The term ‘Non-muscle invasive bladder cancer’ identifies a heterogeneous disease due to different natural history of its various appearances. T1 stage represents a non-predictable population, which might respond to non-operative treatment strategies or to the need of a more aggressive treatment, in order to avoid the progression to invasive, and possibly to metastatic stages.
In the first year following transurethral resection of bladder (TURB), tumor recurrence is seen in up to 45% of the population; of this, 15% may progress to muscle invasive or metastatic disease, or both. In order to control the recurrence and progression and identify invasive tumors at the earliest possible stage, it is strongly necessary to define individual patient risk assessment follow-up.
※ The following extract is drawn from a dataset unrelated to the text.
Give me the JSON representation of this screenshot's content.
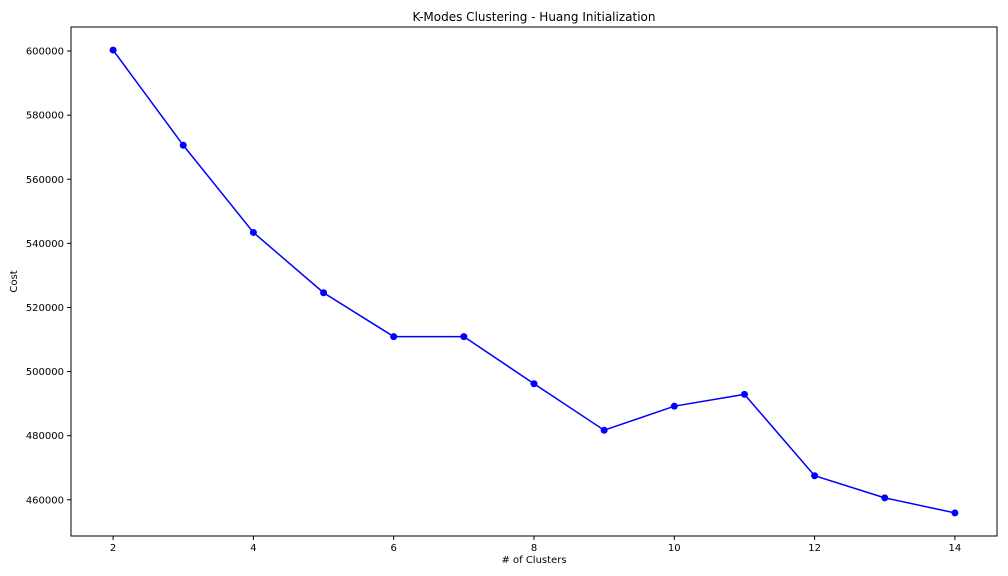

To obtain exact staging, besides a proper transurethral resection of bladder, a restaging transurethral resection of bladder should be performed in T1 patients. Data from literature support the immediate postoperative intravesical instillation of different chemotherapeutic agents in low-risk patients.
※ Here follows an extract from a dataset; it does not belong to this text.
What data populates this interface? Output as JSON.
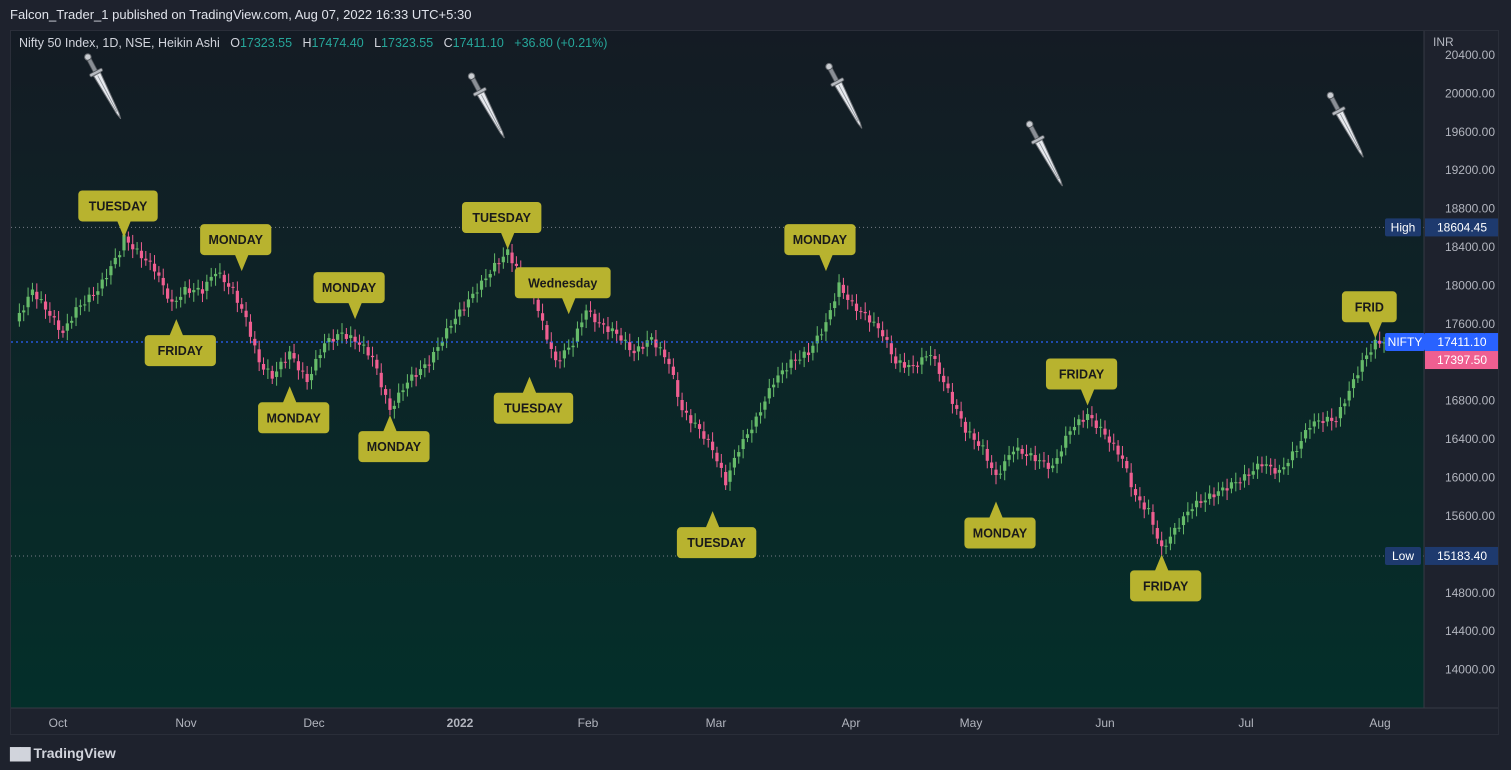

Multifocal papillary lesions might require a more intensive adjuvant regimen, whereas intravesical immunotherapy using Bacillus Calmette-Guérin is recommended in patients at high risk of progression. Early cystectomy should be considered in patients with recurrent T1 tumors or refractory carcinoma in situ to avoid unfavorable tumor progression.
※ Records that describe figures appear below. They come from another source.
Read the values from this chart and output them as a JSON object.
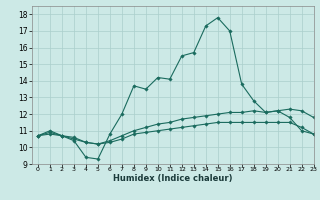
{
  "xlabel": "Humidex (Indice chaleur)",
  "xlim": [
    -0.5,
    23
  ],
  "ylim": [
    9,
    18.5
  ],
  "yticks": [
    9,
    10,
    11,
    12,
    13,
    14,
    15,
    16,
    17,
    18
  ],
  "xticks": [
    0,
    1,
    2,
    3,
    4,
    5,
    6,
    7,
    8,
    9,
    10,
    11,
    12,
    13,
    14,
    15,
    16,
    17,
    18,
    19,
    20,
    21,
    22,
    23
  ],
  "bg_color": "#cce9e6",
  "grid_color": "#aacfcc",
  "line_color": "#1a6b5e",
  "line1": [
    10.7,
    11.0,
    10.7,
    10.4,
    9.4,
    9.3,
    10.8,
    12.0,
    13.7,
    13.5,
    14.2,
    14.1,
    15.5,
    15.7,
    17.3,
    17.8,
    17.0,
    13.8,
    12.8,
    12.1,
    12.2,
    11.8,
    11.0,
    10.8
  ],
  "line2": [
    10.7,
    10.9,
    10.7,
    10.6,
    10.3,
    10.2,
    10.4,
    10.7,
    11.0,
    11.2,
    11.4,
    11.5,
    11.7,
    11.8,
    11.9,
    12.0,
    12.1,
    12.1,
    12.2,
    12.1,
    12.2,
    12.3,
    12.2,
    11.8
  ],
  "line3": [
    10.7,
    10.8,
    10.7,
    10.5,
    10.3,
    10.2,
    10.3,
    10.5,
    10.8,
    10.9,
    11.0,
    11.1,
    11.2,
    11.3,
    11.4,
    11.5,
    11.5,
    11.5,
    11.5,
    11.5,
    11.5,
    11.5,
    11.2,
    10.8
  ]
}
Despite the good quality of treatment expected with optimized transurethral resection (TUR) and adjuvant Bacillus Galmette-Guérin (BCG) regimen, many high-risk non-muscle invasive bladder cancer (NMIBC) patients recur and progress. According to the EORTC Tables of risk, cases with a score of 10-17 and those with a score of 7-23 should be considered as being at high risk of recurrence and progression, respectively. AUA and NCCN consider all T1 stage tumors, high grade Ta and CIS at high risk of recurrence and progression. Long-term follow-up shows that T1, G3 patients treated with BCG will suffer from up to 45% and 17% rate of recurrence and progression, respectively. Consequently, EAU, AUA and NCCN Guidelines for bladder cancer recommend radical cystectomy as a first treatment option for those patients who failed after two cycles of adjuvant BCG. However, to date, there is no definitive evidence that in this special subgroup of patients an early radical cystectomy is better than any additional salvage strategy, in terms of oncologic outcome. On the other hand, it is well accepted that radical cystectomy is burdened with consistent reduction of overall post-operative quality of life. The reluctance of patient to accept (and of surgeon to recommend) this major extirpative surgery may explain the reduced disease-free survival rate, well documented when radical cystectomy has been extremely delayed. Defining the criteria for the selection of BCG-failure patients for whom any conservative procedure should be definitively abandoned in favor of a timely radical cystectomy has become of critical importance. Recently, clinical, laboratory and pathologic acquisitions allowed the development of more accurate predictive factors for tumor progression in NMIBC. Among these factors, clinical type of BCG-failure, morphology and tumor growth patterns, pathologic sub-staging and immunohistochemistry will play a paramount role in decision-making with these patients in routine practice.